Dollar General Expected to Make Hostile Bid for Family Dollar



Dollar General is preparing to go hostile with its $9.1 billion offer for Family Dollar, according to a person briefed on the matter.

The move, expected to be announced as early as Wednesday, would further complicate Family Dollar’s agreed deal to sell itself to Dollar Tree for $8.5 billion.

Already, Dollar General has made an offer to acquire Family Dollar for $80 per share, or $9.1 billion. Family Dollar rejected that offer last week, claiming the deal it agreed to with Dollar Tree had a better chance of passing muster with antitrust regulators.

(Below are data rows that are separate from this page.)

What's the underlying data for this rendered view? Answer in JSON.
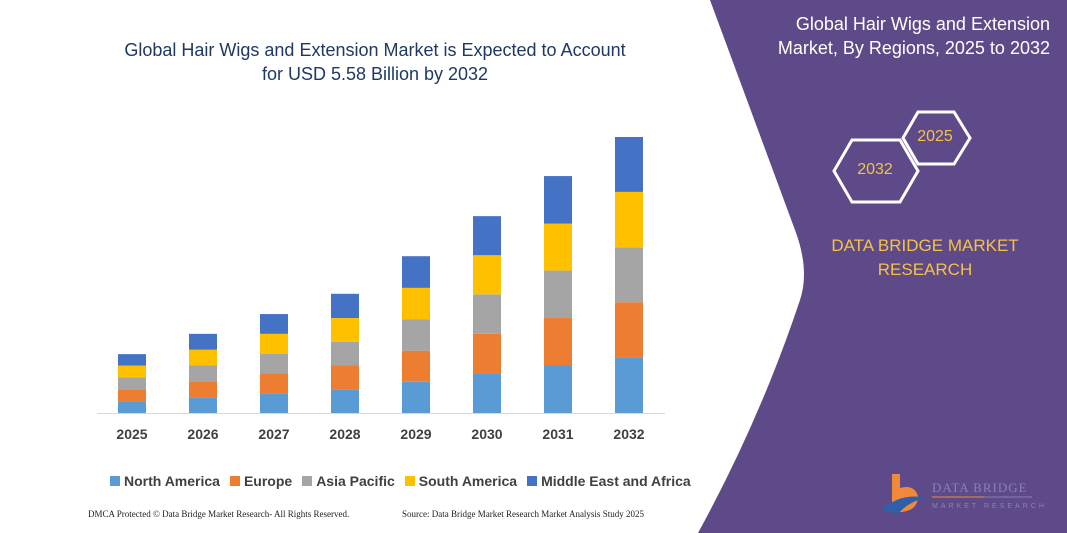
{
  "chart_data": {
    "type": "bar",
    "stacked": true,
    "title": "Global Hair Wigs and Extension Market is Expected to Account for USD 5.58 Billion by 2032",
    "categories": [
      "2025",
      "2026",
      "2027",
      "2028",
      "2029",
      "2030",
      "2031",
      "2032"
    ],
    "series": [
      {
        "name": "North America",
        "color": "#5b9bd5",
        "values": [
          0.24,
          0.32,
          0.4,
          0.48,
          0.63,
          0.8,
          0.96,
          1.12
        ]
      },
      {
        "name": "Europe",
        "color": "#ed7d31",
        "values": [
          0.24,
          0.32,
          0.4,
          0.48,
          0.63,
          0.8,
          0.96,
          1.12
        ]
      },
      {
        "name": "Asia Pacific",
        "color": "#a5a5a5",
        "values": [
          0.24,
          0.32,
          0.4,
          0.48,
          0.63,
          0.8,
          0.96,
          1.11
        ]
      },
      {
        "name": "South America",
        "color": "#ffc000",
        "values": [
          0.24,
          0.32,
          0.4,
          0.48,
          0.64,
          0.79,
          0.95,
          1.12
        ]
      },
      {
        "name": "Middle East and Africa",
        "color": "#4472c4",
        "values": [
          0.23,
          0.32,
          0.4,
          0.49,
          0.64,
          0.79,
          0.96,
          1.11
        ]
      }
    ],
    "ylim": [
      0,
      5.58
    ],
    "grid": false,
    "legend_position": "bottom"
  },
  "title_line1": "Global Hair Wigs and Extension Market is Expected to Account",
  "title_line2": "for USD 5.58 Billion by 2032",
  "footer": {
    "left": "DMCA Protected © Data Bridge Market Research- All Rights Reserved.",
    "right": "Source: Data Bridge Market Research Market Analysis Study 2025"
  },
  "panel": {
    "color": "#5e4a89",
    "title_line1": "Global Hair Wigs and Extension",
    "title_line2": "Market, By Regions, 2025 to 2032",
    "hex_start": "2025",
    "hex_end": "2032",
    "brand_line1": "DATA BRIDGE MARKET",
    "brand_line2": "RESEARCH",
    "logo_text": "DATA BRIDGE",
    "logo_sub": "MARKET RESEARCH"
  }
}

But a hostile offer is likely to, at the very least, delay any deal between Family Dollar and Dollar Tree. And if Family Dollar shareholders disagree with their board, it could result in a Dollar General victory.

Dollar General was caught off guard when Family Dollar, a company it had long sought to acquire, agreed to sell itself to Dollar Tree this summer. Complaining that it was not given a fair chance to bid, Dollar General suggested that the decision not to engage in talks was motivated in part by the Family Dollar chief executive’s concerns about his job.

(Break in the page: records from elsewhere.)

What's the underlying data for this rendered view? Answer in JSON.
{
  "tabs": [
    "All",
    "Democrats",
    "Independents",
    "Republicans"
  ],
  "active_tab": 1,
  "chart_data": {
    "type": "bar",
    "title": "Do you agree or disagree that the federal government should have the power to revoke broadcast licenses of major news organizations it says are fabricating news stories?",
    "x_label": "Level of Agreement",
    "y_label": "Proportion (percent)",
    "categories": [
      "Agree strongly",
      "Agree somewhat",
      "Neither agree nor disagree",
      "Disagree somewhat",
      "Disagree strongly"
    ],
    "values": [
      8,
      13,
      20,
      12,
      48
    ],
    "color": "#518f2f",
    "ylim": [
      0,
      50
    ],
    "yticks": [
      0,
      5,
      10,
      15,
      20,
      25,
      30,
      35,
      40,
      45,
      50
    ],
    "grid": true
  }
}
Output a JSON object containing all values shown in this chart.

But the board of Family Dollar, which includes Edward Garden, the chief investment officer of the hedge fund Trian Fund Management, has made it clear which deal it prefers. (Mr. Garden’s endorsement of the deal with Dollar Tree is notable because Trian is one of the biggest Family Dollar shareholders, and is looking to sell its shares at the highest possible price.)

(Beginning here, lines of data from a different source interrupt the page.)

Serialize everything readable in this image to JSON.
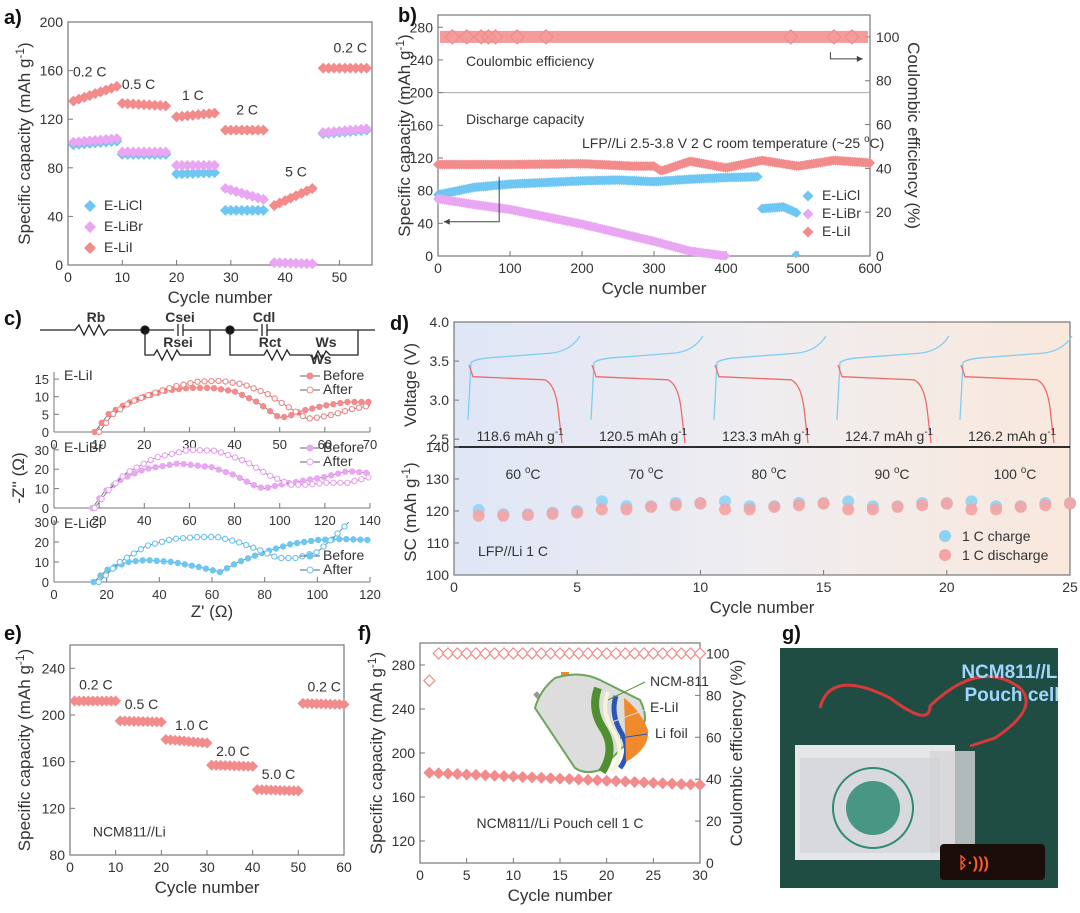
{
  "colors": {
    "licl": "#6ec6f3",
    "libr": "#e9a6f2",
    "lii": "#f28b8b",
    "charge": "#8fd3f4",
    "discharge": "#f5a3a3"
  },
  "chart_data": [
    {
      "id": "a",
      "label": "a)",
      "type": "scatter",
      "title": "",
      "xlabel": "Cycle number",
      "ylabel": "Specific capacity (mAh g-1)",
      "xlim": [
        0,
        56
      ],
      "ylim": [
        0,
        200
      ],
      "xticks": [
        0,
        10,
        20,
        30,
        40,
        50
      ],
      "yticks": [
        0,
        40,
        80,
        120,
        160,
        200
      ],
      "legend": {
        "position": "bottom-left",
        "entries": [
          "E-LiCl",
          "E-LiBr",
          "E-LiI"
        ]
      },
      "annotations": [
        {
          "text": "0.2 C",
          "x": 4,
          "y": 155
        },
        {
          "text": "0.5 C",
          "x": 13,
          "y": 145
        },
        {
          "text": "1 C",
          "x": 23,
          "y": 136
        },
        {
          "text": "2 C",
          "x": 33,
          "y": 124
        },
        {
          "text": "5 C",
          "x": 42,
          "y": 73
        },
        {
          "text": "0.2 C",
          "x": 52,
          "y": 175
        }
      ],
      "series": [
        {
          "name": "E-LiCl",
          "color_key": "licl",
          "segments": [
            {
              "x0": 1,
              "x1": 9,
              "y0": 99,
              "y1": 102
            },
            {
              "x0": 10,
              "x1": 18,
              "y0": 91,
              "y1": 91
            },
            {
              "x0": 20,
              "x1": 27,
              "y0": 75,
              "y1": 76
            },
            {
              "x0": 29,
              "x1": 36,
              "y0": 45,
              "y1": 45
            },
            {
              "x0": 47,
              "x1": 55,
              "y0": 108,
              "y1": 111
            }
          ]
        },
        {
          "name": "E-LiBr",
          "color_key": "libr",
          "segments": [
            {
              "x0": 1,
              "x1": 9,
              "y0": 101,
              "y1": 104
            },
            {
              "x0": 10,
              "x1": 18,
              "y0": 93,
              "y1": 93
            },
            {
              "x0": 20,
              "x1": 27,
              "y0": 82,
              "y1": 82
            },
            {
              "x0": 29,
              "x1": 36,
              "y0": 63,
              "y1": 54
            },
            {
              "x0": 38,
              "x1": 45,
              "y0": 2,
              "y1": 1
            },
            {
              "x0": 47,
              "x1": 55,
              "y0": 109,
              "y1": 112
            }
          ]
        },
        {
          "name": "E-LiI",
          "color_key": "lii",
          "segments": [
            {
              "x0": 1,
              "x1": 9,
              "y0": 135,
              "y1": 147
            },
            {
              "x0": 10,
              "x1": 18,
              "y0": 133,
              "y1": 131
            },
            {
              "x0": 20,
              "x1": 27,
              "y0": 122,
              "y1": 125
            },
            {
              "x0": 29,
              "x1": 36,
              "y0": 111,
              "y1": 111
            },
            {
              "x0": 38,
              "x1": 45,
              "y0": 49,
              "y1": 63
            },
            {
              "x0": 47,
              "x1": 55,
              "y0": 162,
              "y1": 162
            }
          ]
        }
      ]
    },
    {
      "id": "b",
      "label": "b)",
      "type": "scatter",
      "title": "",
      "xlabel": "Cycle number",
      "ylabel": "Specific capacity (mAh g-1)",
      "y2label": "Coulombic efficiency (%)",
      "xlim": [
        0,
        600
      ],
      "ylim": [
        0,
        295
      ],
      "y2lim": [
        0,
        110
      ],
      "xticks": [
        0,
        100,
        200,
        300,
        400,
        500,
        600
      ],
      "yticks": [
        0,
        40,
        80,
        120,
        160,
        200,
        240,
        280
      ],
      "y2ticks": [
        0,
        20,
        40,
        60,
        80,
        100
      ],
      "split_y": 200,
      "legend": {
        "position": "bottom-right",
        "entries": [
          "E-LiCl",
          "E-LiBr",
          "E-LiI"
        ]
      },
      "annotations": [
        {
          "text": "Coulombic efficiency",
          "x": 8,
          "y": 250
        },
        {
          "text": "Discharge capacity",
          "x": 8,
          "y": 180
        },
        {
          "text": "LFP//Li    2.5-3.8 V   2 C   room temperature (~25 oC)",
          "x": 145,
          "y": 150
        }
      ],
      "series": [
        {
          "name": "E-LiI CE",
          "axis": "y2",
          "color_key": "lii",
          "x": [
            0,
            600
          ],
          "y": [
            100,
            100
          ]
        },
        {
          "name": "E-LiI",
          "color_key": "lii",
          "x": [
            0,
            100,
            200,
            270,
            300,
            310,
            350,
            400,
            450,
            500,
            550,
            600
          ],
          "y": [
            112,
            112,
            113,
            110,
            110,
            104,
            116,
            108,
            117,
            110,
            117,
            114
          ]
        },
        {
          "name": "E-LiCl",
          "color_key": "licl",
          "x": [
            0,
            50,
            100,
            200,
            250,
            300,
            350,
            400,
            445,
            450,
            480,
            500
          ],
          "y": [
            75,
            84,
            88,
            92,
            93,
            91,
            94,
            96,
            97,
            58,
            60,
            52
          ]
        },
        {
          "name": "E-LiBr",
          "color_key": "libr",
          "x": [
            0,
            50,
            100,
            200,
            300,
            350,
            400
          ],
          "y": [
            70,
            63,
            57,
            39,
            18,
            6,
            0
          ]
        }
      ]
    },
    {
      "id": "c",
      "label": "c)",
      "type": "line",
      "title": "",
      "xlabel": "Z' (Ω)",
      "ylabel": "-Z'' (Ω)",
      "circuit": [
        "Rb",
        "Csei",
        "Rsei",
        "Cdl",
        "Rct",
        "Ws"
      ],
      "subplots": [
        {
          "name": "E-LiI",
          "xlim": [
            0,
            70
          ],
          "ylim": [
            0,
            17
          ],
          "xticks": [
            0,
            10,
            20,
            30,
            40,
            50,
            60,
            70
          ],
          "yticks": [
            0,
            5,
            10,
            15
          ],
          "legend": [
            "Before",
            "After"
          ],
          "series": [
            {
              "name": "Before",
              "filled": true,
              "x": [
                9,
                12,
                16,
                20,
                25,
                30,
                35,
                40,
                45,
                50,
                52,
                55,
                60,
                65,
                70
              ],
              "y": [
                0,
                5,
                8,
                10,
                11.8,
                12.5,
                12.5,
                11.5,
                8.5,
                4,
                4.5,
                6,
                7.5,
                8.5,
                8.5
              ]
            },
            {
              "name": "After",
              "filled": false,
              "x": [
                10,
                13,
                17,
                22,
                27,
                32,
                37,
                42,
                47,
                52,
                56,
                58,
                62,
                66,
                70
              ],
              "y": [
                0,
                5,
                8.5,
                11,
                13,
                14.3,
                14.5,
                13.5,
                11,
                7,
                3.8,
                4,
                5,
                6.5,
                7.5
              ]
            }
          ]
        },
        {
          "name": "E-LiBr",
          "xlim": [
            0,
            140
          ],
          "ylim": [
            0,
            33
          ],
          "xticks": [
            0,
            20,
            40,
            60,
            80,
            100,
            120,
            140
          ],
          "yticks": [
            0,
            10,
            20,
            30
          ],
          "legend": [
            "Before",
            "After"
          ],
          "series": [
            {
              "name": "Before",
              "filled": true,
              "x": [
                17,
                22,
                30,
                40,
                55,
                70,
                80,
                88,
                93,
                100,
                110,
                120,
                130,
                140
              ],
              "y": [
                0,
                8,
                15,
                20,
                23,
                21,
                17,
                12,
                10,
                12,
                14,
                16,
                19,
                18
              ]
            },
            {
              "name": "After",
              "filled": false,
              "x": [
                18,
                24,
                32,
                45,
                60,
                72,
                85,
                95,
                105,
                112,
                120,
                130,
                140
              ],
              "y": [
                0,
                9,
                18,
                26,
                30,
                29.5,
                24,
                17,
                12,
                12,
                13,
                13,
                16
              ]
            }
          ]
        },
        {
          "name": "E-LiCl",
          "xlim": [
            0,
            120
          ],
          "ylim": [
            0,
            31
          ],
          "xticks": [
            0,
            20,
            40,
            60,
            80,
            100,
            120
          ],
          "yticks": [
            0,
            10,
            20,
            30
          ],
          "legend": [
            "Before",
            "After"
          ],
          "series": [
            {
              "name": "Before",
              "filled": true,
              "x": [
                15,
                20,
                28,
                35,
                45,
                55,
                63,
                70,
                80,
                90,
                100,
                110,
                120
              ],
              "y": [
                0,
                6,
                10,
                11,
                10,
                7.5,
                5,
                10,
                15,
                19,
                21,
                21.5,
                21
              ]
            },
            {
              "name": "After",
              "filled": false,
              "x": [
                17,
                25,
                35,
                45,
                55,
                62,
                70,
                78,
                85,
                92,
                100,
                106,
                112
              ],
              "y": [
                0,
                10,
                18,
                21.5,
                22.5,
                22.5,
                20,
                16,
                12,
                12,
                15,
                22,
                30
              ]
            }
          ]
        }
      ]
    },
    {
      "id": "d",
      "label": "d)",
      "type": "scatter",
      "title": "",
      "xlabel": "Cycle number",
      "ylabel_top": "Voltage (V)",
      "ylabel": "SC (mAh g-1)",
      "xlim": [
        0,
        25
      ],
      "ylim": [
        100,
        140
      ],
      "top_ylim": [
        2.4,
        4.0
      ],
      "xticks": [
        0,
        5,
        10,
        15,
        20,
        25
      ],
      "yticks": [
        100,
        110,
        120,
        130,
        140
      ],
      "top_yticks": [
        2.5,
        3.0,
        3.5,
        4.0
      ],
      "capacities": [
        "118.6 mAh g-1",
        "120.5 mAh g-1",
        "123.3 mAh g-1",
        "124.7 mAh g-1",
        "126.2 mAh g-1"
      ],
      "temperatures": [
        "60 oC",
        "70 oC",
        "80 oC",
        "90 oC",
        "100 oC"
      ],
      "annotation": "LFP//Li   1 C",
      "legend": {
        "position": "bottom-right",
        "entries": [
          "1 C charge",
          "1 C discharge"
        ]
      },
      "series": [
        {
          "name": "1 C charge",
          "color_key": "charge",
          "x": [
            1,
            2,
            3,
            4,
            5,
            6,
            7,
            8,
            9,
            10,
            11,
            12,
            13,
            14,
            15,
            16,
            17,
            18,
            19,
            20,
            21,
            22,
            23,
            24,
            25
          ],
          "y": [
            120.3,
            119,
            119,
            119.5,
            120,
            123,
            121.5,
            121.5,
            122.5,
            122.5,
            123,
            121.5,
            121.5,
            122.5,
            122.5,
            123,
            121.5,
            121.5,
            122.5,
            122.5,
            123,
            121.5,
            121.5,
            122.5,
            122.5
          ]
        },
        {
          "name": "1 C discharge",
          "color_key": "discharge",
          "x": [
            1,
            2,
            3,
            4,
            5,
            6,
            7,
            8,
            9,
            10,
            11,
            12,
            13,
            14,
            15,
            16,
            17,
            18,
            19,
            20,
            21,
            22,
            23,
            24,
            25
          ],
          "y": [
            118.5,
            118.5,
            118.7,
            119.1,
            119.5,
            120.5,
            120.5,
            121.3,
            121.8,
            122.3,
            120.5,
            120.5,
            121.3,
            121.8,
            122.3,
            120.5,
            120.5,
            121.3,
            121.8,
            122.3,
            120.5,
            120.5,
            121.3,
            121.8,
            122.3
          ]
        }
      ]
    },
    {
      "id": "e",
      "label": "e)",
      "type": "scatter",
      "title": "",
      "xlabel": "Cycle number",
      "ylabel": "Specific capacity (mAh g-1)",
      "xlim": [
        0,
        60
      ],
      "ylim": [
        80,
        260
      ],
      "xticks": [
        0,
        10,
        20,
        30,
        40,
        50,
        60
      ],
      "yticks": [
        80,
        120,
        160,
        200,
        240
      ],
      "annotations": [
        {
          "text": "0.2 C",
          "x": 2,
          "y": 222
        },
        {
          "text": "0.5 C",
          "x": 12,
          "y": 205
        },
        {
          "text": "1.0 C",
          "x": 23,
          "y": 187
        },
        {
          "text": "2.0 C",
          "x": 32,
          "y": 165
        },
        {
          "text": "5.0 C",
          "x": 42,
          "y": 145
        },
        {
          "text": "0.2 C",
          "x": 52,
          "y": 220
        },
        {
          "text": "NCM811//Li",
          "x": 5,
          "y": 96
        }
      ],
      "series": [
        {
          "name": "NCM811//Li",
          "color_key": "lii",
          "segments": [
            {
              "x0": 1,
              "x1": 10,
              "y0": 212,
              "y1": 212
            },
            {
              "x0": 11,
              "x1": 20,
              "y0": 195,
              "y1": 194
            },
            {
              "x0": 21,
              "x1": 30,
              "y0": 179,
              "y1": 176
            },
            {
              "x0": 31,
              "x1": 40,
              "y0": 157,
              "y1": 156
            },
            {
              "x0": 41,
              "x1": 50,
              "y0": 136,
              "y1": 135
            },
            {
              "x0": 51,
              "x1": 60,
              "y0": 210,
              "y1": 209
            }
          ]
        }
      ]
    },
    {
      "id": "f",
      "label": "f)",
      "type": "scatter",
      "title": "",
      "xlabel": "Cycle number",
      "ylabel": "Specific capacity (mAh g-1)",
      "y2label": "Coulombic efficiency (%)",
      "xlim": [
        0,
        30
      ],
      "ylim": [
        100,
        300
      ],
      "y2lim": [
        0,
        105
      ],
      "xticks": [
        0,
        5,
        10,
        15,
        20,
        25,
        30
      ],
      "yticks": [
        120,
        160,
        200,
        240,
        280
      ],
      "y2ticks": [
        0,
        20,
        40,
        60,
        80,
        100
      ],
      "annotation": "NCM811//Li Pouch cell 1 C",
      "inset_labels": [
        "NCM-811",
        "E-LiI",
        "Li foil"
      ],
      "series": [
        {
          "name": "CE",
          "axis": "y2",
          "filled": false,
          "x": [
            1,
            2,
            30
          ],
          "y": [
            87,
            100,
            100
          ]
        },
        {
          "name": "Capacity",
          "filled": true,
          "x": [
            1,
            30
          ],
          "y": [
            182,
            171
          ]
        }
      ]
    }
  ],
  "photo_g": {
    "label": "g)",
    "caption_line1": "NCM811//Li",
    "caption_line2": "Pouch cell"
  }
}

Last week, Family Dollar and Dollar Tree went so far as to include a “hell or high water” clause, pledging to do whatever is necessary to clear the deal with regulators.

Dollar General has said it would sell up to 1,500 stores to win antitrust approval, but has not yet offered to include a “hell or high water” clause.

Further details of the hostile bid were expected as early as Wednesday. Reuters earlier reported that Dollar General was preparing to go hostile.